Ich war gestern mit Nelly bei meiner TÄ (eine Praxis mit Besitzerin und drei weiteren TÄinnen) da Nelly Schwierigkeiten mit dem Urinabsatz hatte. Sie ging mehrmals kurz hintereinander in ihre Toilette und presste. Ansonsten verhielt sie sich völlig normal, spielte, schmuste fraß wie immer. Urin konnte ihr nicht entnommen werden, da die Blase leer war, sie
bekam Metacam gespritzt, sollte es danach nicht besser werden, müsse sie antibiotisch behandelt werden (es ist aber besser, bzw. verschwunden). Beim Abtasten des Bauchraums fühlte die TÄ einen geschwollenen Lymphknoten. Sie meinte, dass die Schwellung von dem Entzündungsherd, den Nelly vermutlich im Körper habe, kommen könne, dann müsste die Schwellung nach zwei bis drei Wochen verschwunden sein. Auf meine Frage, was es alternativ sein könne, meinte sie, es könne sich auch um ein Lymphom handeln. Ich fragte nach einem Ultraschall oder einer Röntgenaufnahme. Sie meinte, da sehe man nichts Genaues. Überhaupt würde sie, sollte es sich um ein Lymphom handeln, nichts weiter tun. Operieren brächte nichts, da Lymphome stark streuten. Man könne nur mit einer Chemotherapie das Leben verlängern, heilbar sei ein Lymphom nicht. Wenn bei ihrem Tier ein Lymphom diagnostiziert würde, würde sie keinerlei Diagnostik mehr betreiben, auch keine Punktion des Lymphknotens. Das Einzige, was man dadurch erreiche, sei eine Gewissheit und für die Katze sei es Stress.

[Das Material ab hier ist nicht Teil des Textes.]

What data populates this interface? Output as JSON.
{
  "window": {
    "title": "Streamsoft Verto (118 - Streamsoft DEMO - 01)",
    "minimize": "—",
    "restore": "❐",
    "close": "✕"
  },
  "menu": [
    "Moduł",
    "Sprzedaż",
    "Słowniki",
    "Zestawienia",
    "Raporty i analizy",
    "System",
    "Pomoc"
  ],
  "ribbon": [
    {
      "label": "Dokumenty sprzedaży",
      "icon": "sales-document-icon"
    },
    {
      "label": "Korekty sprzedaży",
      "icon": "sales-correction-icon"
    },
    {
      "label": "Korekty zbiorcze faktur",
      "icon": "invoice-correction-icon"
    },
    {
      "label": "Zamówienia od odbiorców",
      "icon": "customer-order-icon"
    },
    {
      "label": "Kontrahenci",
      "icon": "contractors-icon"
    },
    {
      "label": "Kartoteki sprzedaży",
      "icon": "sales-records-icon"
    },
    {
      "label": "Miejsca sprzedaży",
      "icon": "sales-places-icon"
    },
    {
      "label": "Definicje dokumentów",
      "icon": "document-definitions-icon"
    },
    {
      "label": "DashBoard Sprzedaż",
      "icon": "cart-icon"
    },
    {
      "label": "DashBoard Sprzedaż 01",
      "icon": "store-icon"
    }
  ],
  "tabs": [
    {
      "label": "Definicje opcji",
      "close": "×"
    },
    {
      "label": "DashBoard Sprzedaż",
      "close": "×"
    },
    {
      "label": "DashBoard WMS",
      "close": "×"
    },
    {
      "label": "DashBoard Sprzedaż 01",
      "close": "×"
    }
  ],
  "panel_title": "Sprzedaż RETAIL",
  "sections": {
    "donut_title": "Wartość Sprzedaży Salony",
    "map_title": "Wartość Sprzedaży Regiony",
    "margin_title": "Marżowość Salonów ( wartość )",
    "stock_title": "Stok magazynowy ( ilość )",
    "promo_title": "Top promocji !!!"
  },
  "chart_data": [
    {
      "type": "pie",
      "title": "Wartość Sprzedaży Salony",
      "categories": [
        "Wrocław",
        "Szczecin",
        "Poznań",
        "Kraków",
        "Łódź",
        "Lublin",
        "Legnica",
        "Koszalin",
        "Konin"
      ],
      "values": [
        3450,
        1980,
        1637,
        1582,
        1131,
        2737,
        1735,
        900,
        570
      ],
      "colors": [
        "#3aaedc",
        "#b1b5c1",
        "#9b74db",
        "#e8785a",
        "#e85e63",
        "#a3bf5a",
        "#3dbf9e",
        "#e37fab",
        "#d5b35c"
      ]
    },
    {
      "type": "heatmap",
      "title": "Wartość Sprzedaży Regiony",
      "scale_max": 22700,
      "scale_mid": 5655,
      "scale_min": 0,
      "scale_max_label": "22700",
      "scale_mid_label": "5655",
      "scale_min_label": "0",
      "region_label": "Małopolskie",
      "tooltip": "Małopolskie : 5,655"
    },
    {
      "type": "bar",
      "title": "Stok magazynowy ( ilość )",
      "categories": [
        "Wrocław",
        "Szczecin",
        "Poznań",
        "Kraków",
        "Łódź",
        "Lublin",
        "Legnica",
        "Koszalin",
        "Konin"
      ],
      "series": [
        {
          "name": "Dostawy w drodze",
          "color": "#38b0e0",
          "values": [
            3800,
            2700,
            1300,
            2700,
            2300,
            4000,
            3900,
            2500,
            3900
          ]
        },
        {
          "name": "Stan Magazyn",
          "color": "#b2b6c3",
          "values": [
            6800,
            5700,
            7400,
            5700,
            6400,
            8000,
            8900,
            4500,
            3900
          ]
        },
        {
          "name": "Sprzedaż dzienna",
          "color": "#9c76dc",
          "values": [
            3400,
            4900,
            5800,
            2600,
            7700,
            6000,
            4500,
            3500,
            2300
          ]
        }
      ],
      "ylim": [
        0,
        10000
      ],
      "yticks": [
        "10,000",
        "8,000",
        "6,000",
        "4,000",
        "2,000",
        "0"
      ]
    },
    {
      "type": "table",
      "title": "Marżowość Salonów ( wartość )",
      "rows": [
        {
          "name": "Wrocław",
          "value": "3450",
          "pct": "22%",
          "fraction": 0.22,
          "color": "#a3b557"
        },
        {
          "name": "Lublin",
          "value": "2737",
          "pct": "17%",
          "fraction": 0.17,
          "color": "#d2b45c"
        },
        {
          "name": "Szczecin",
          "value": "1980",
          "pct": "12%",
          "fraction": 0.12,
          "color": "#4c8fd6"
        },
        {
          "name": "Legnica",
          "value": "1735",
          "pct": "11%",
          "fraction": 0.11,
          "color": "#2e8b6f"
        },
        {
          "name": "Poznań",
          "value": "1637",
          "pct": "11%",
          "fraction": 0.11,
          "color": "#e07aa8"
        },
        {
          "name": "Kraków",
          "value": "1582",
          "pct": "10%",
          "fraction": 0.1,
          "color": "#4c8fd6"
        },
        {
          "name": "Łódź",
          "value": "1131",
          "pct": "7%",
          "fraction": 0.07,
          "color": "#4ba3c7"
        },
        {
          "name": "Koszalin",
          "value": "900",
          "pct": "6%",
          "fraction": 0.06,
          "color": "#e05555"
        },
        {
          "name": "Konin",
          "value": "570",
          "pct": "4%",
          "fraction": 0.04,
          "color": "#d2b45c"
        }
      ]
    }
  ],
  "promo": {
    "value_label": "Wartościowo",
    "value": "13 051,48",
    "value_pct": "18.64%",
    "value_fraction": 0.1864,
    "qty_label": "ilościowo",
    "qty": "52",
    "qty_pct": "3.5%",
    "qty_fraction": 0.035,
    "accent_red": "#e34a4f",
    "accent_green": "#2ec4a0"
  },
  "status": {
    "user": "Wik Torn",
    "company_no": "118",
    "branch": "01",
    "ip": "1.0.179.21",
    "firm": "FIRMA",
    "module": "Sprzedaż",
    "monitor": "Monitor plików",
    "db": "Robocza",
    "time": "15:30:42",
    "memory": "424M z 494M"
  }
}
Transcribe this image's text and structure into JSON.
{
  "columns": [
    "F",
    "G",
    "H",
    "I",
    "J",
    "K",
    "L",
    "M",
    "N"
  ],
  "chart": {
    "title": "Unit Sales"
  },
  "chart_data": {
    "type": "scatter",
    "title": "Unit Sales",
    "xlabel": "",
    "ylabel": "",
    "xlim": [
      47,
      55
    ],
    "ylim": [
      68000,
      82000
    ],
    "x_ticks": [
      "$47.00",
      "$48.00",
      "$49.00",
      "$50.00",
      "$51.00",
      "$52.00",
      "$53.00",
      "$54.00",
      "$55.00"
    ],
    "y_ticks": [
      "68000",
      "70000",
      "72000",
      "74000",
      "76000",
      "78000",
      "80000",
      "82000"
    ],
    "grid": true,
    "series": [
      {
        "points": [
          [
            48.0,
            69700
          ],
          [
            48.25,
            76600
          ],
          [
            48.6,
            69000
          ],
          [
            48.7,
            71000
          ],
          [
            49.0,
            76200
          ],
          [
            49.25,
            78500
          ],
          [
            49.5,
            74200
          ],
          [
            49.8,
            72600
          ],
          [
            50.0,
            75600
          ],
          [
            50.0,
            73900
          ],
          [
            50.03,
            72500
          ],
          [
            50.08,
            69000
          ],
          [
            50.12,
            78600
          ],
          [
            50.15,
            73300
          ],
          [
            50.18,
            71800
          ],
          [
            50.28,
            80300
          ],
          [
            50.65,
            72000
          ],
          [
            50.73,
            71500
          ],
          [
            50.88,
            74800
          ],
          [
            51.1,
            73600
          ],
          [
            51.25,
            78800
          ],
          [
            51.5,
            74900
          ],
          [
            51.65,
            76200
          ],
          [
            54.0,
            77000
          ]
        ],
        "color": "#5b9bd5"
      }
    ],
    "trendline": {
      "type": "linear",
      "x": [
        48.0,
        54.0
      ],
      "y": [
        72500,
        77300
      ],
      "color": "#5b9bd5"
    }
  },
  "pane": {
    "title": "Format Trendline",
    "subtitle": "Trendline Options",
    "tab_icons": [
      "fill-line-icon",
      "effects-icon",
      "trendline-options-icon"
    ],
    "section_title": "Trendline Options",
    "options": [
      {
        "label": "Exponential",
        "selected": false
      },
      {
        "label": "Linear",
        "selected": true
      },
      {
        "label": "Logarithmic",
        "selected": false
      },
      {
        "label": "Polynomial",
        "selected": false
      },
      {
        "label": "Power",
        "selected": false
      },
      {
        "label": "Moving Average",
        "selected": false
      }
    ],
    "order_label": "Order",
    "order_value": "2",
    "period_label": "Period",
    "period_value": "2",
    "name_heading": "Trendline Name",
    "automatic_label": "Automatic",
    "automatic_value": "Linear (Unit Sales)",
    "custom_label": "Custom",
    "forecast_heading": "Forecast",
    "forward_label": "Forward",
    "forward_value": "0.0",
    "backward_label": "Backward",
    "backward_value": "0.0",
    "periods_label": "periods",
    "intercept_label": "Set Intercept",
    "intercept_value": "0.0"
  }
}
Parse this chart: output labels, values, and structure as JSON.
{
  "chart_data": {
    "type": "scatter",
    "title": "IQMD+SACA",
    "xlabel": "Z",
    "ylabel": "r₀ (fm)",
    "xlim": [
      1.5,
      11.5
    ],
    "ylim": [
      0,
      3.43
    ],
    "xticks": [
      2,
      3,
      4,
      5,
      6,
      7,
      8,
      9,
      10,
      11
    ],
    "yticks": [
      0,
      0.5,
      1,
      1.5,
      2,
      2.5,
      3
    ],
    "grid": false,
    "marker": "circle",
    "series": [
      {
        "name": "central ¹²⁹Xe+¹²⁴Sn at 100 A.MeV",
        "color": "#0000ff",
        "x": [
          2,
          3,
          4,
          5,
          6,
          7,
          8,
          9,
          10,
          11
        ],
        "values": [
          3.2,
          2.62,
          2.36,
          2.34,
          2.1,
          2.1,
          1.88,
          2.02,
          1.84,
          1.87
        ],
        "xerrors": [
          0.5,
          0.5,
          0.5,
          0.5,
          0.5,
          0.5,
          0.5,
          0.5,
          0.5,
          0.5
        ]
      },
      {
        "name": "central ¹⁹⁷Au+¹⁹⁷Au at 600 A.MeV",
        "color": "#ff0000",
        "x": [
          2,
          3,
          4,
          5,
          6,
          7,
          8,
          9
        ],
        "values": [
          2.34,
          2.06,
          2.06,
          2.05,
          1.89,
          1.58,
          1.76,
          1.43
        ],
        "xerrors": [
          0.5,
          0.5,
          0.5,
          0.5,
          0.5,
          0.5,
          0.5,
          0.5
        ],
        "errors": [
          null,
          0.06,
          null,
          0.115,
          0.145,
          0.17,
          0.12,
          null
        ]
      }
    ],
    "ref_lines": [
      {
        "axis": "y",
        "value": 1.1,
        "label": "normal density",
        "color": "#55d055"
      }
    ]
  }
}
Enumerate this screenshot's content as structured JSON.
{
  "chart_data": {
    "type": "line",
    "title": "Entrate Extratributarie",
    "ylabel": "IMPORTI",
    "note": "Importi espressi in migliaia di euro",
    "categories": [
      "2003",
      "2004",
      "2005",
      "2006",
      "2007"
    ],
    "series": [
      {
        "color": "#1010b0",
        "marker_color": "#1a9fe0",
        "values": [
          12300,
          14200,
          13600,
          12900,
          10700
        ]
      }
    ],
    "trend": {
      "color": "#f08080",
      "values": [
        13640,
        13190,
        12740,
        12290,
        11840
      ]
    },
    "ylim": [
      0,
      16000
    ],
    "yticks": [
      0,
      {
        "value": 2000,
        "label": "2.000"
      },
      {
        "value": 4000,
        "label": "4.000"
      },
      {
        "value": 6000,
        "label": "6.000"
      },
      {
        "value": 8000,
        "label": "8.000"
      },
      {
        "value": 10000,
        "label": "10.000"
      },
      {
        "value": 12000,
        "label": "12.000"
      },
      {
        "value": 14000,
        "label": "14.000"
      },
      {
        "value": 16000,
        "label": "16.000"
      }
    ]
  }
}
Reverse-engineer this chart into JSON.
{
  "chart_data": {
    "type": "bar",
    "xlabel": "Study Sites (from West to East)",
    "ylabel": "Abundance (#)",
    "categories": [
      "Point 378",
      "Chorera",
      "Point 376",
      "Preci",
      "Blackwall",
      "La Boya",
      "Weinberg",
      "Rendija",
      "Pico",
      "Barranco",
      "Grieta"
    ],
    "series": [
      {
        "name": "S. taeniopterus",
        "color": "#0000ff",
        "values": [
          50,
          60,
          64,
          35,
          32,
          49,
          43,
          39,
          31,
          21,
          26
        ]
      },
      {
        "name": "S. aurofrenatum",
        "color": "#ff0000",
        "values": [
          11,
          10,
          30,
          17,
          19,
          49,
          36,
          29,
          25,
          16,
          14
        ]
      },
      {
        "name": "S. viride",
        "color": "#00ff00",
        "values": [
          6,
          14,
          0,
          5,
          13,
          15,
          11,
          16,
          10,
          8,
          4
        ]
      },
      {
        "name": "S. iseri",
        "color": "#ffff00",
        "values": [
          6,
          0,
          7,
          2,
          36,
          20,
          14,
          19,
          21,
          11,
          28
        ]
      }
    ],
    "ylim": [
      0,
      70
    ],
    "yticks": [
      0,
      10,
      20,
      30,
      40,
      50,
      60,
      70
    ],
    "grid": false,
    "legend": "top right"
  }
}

Nun bin ich der Meinung, dass auch eine Lebensverlängerung einen Wert darstellt. Bei einer sechsjährigen Katze und der Vermutung des Lymphoms nichts zu tun und abzuwarten was passiert??? Auch würde ich, sollte die Schwellung nicht verschwunden sein, gerne wissen, was meine Katze hat und nicht in der Ungewissheit leben. Ich las, dass eine Chemotherapie heute nur noch sehr geringe Nebenwirkungen habe, warum sollte man darauf verzichten, wenn es das Leben verlängern kann.
Eine weitere Unsicherheit habe ich. Sollte der verdickte Lymphknoten in zwei/drei Wochen nicht mehr tastbar sein, sollte ich mich mit dem Tastergebnis zufriedengeben? Ich würde sicherheitshalber gerne einen Ultraschall des Bauchraums vornehmen lassen und ggf. auch eine Röntgenaufnahme und eine Blutuntersuchung.
Zum Abschluss noch: Ich gehe seit Jahren in die TA-Praxis und war bisher immer zufrieden, nun kommen mir Zweifel.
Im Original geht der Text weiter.